Солдаты армии Трэш (Лялин) - страница 33

Чавканье, чавканье, легкая ругань, чавканье – вот звуковая дорожка нашего похода. И я подумал, что она будет такою же, если исколесить Россию-матушку вдоль и поперек.

Я думал так до тех пор, пока Катя не сказала:

– Стойте! Кажется, мы пришли!

И это прозвучало как приговор. Смертный приговор. Мы стояли возле небольшого деревянного дома. Он был настолько старым, что даже потерял не только свой истинный, но и приобретенный со временем цвет. Широкие трещины расщепляли брусья вдоль. Кое-где на дом забирался зеленоватый мох, похожий на сфагнум. Фундамент погрузился в паутину зарослей репейника. Половину фронтона домика с фасада занимали засохшие поросли хмеля. Крышу покрывал шифер. Он был очень древним, об этом говорила хотя бы та деталь, что из серого он превратился в землисто-серый. На этом фоне не удивляла вся в сантиметровом слое сажи печная труба. Наверняка они топят углем, подумал я, его и проще достать (украсть), и разогревает печку довольно быстро. «Самое простое движение – вниз», – вертелось в голове.
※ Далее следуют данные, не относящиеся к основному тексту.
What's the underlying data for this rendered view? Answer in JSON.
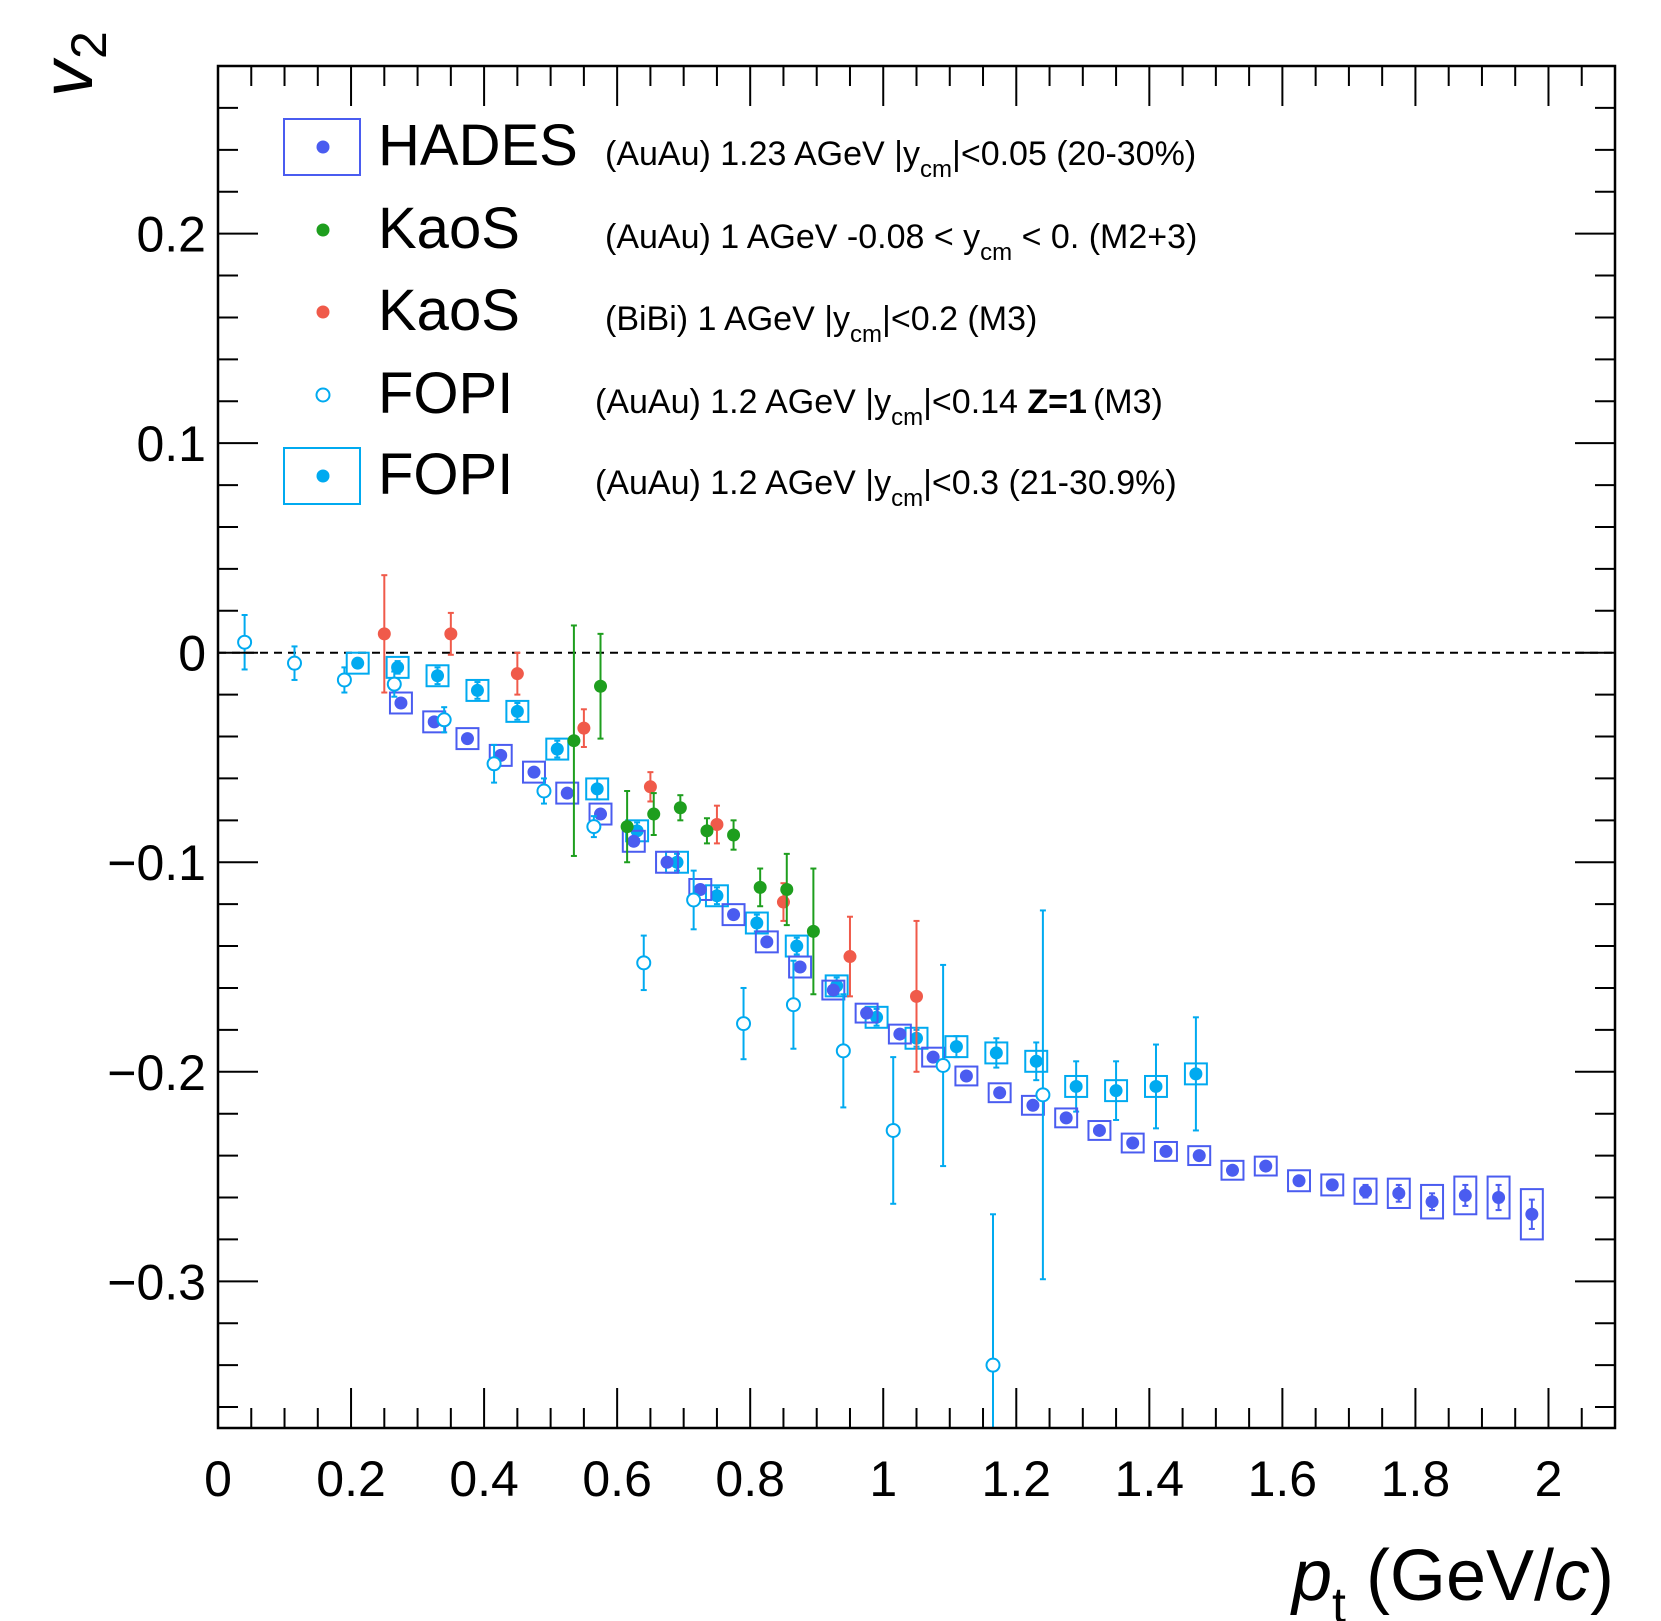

Оглянувшись, я понял – это центр самобытной местной культуры. Когда я повернулся, Катя, Тесак и Прыщ заходили в дверь, на пороге оттирая обувь от грязи.

Внутри надо было сразу привыкать к темноте, которая, казалось, стекалась к глазам из каждого уголка домика. Кто-то взял меня за руку и повел. Впереди раздался удар об дерево. Должно быть, Тесак не рассчитал и нагнулся недостаточно низко. В нос ударяли различные резкие запахи, и невозможно было понять, который из них связующий и основной для данного помещения. Мы свернули налево, я перешагнул порог, и рука тут же отпустила мою кисть. Глаза, лишь чуточку привыкли, сразу начали различать наиболее характерные предметы в помещении. Шагах в трех справа от меня белела русская печь. Еще правее, сквозь занавешенное окно, еле пробивался слабый вечерний свет. Рядом, по обеим от меня сторонам, стояли, очевидно, мои друзья. На левой стене тоже имелось одно небольшое оконце. В глубине, в темноте комнатухи, виднелись передний край стола, пара стульев. Все из старого дерева, пахнущего трухой. Пол покрывали половицы, носящие печать времен, грязные и растрепанные. Пахло сыростью, плесенью и горящей лампадкой. Ее саму не было видно, но зато кто-то догадался зажечь свечку и от нее – керосиновую лампу, которую поставили на пол. И только теперь я начал узнавать в странных очертаниях на измазанной белой стене печи чуть подрагивающий силуэт человека. Тот сидел в позе лотоса, соединив на каждой руке по большому и безымянному пальцу. Медитация. Под ним постелена циновка с чудными яркими рисунками. Вся грязная. В слегка трепещущем освещении лампы его лицо походило на средневековый барельеф. Только вот длинные, ниспадающие на плечи дрэды – явный признак современной культуры. Неожиданно из хаоса запахов вырвался один, хорошо знакомый мне. Запах сандаловой палочки. Благовония, блин, чистка души посреди внешней беспорядочности бытия. А чувак умеет себя подать, думалось мне.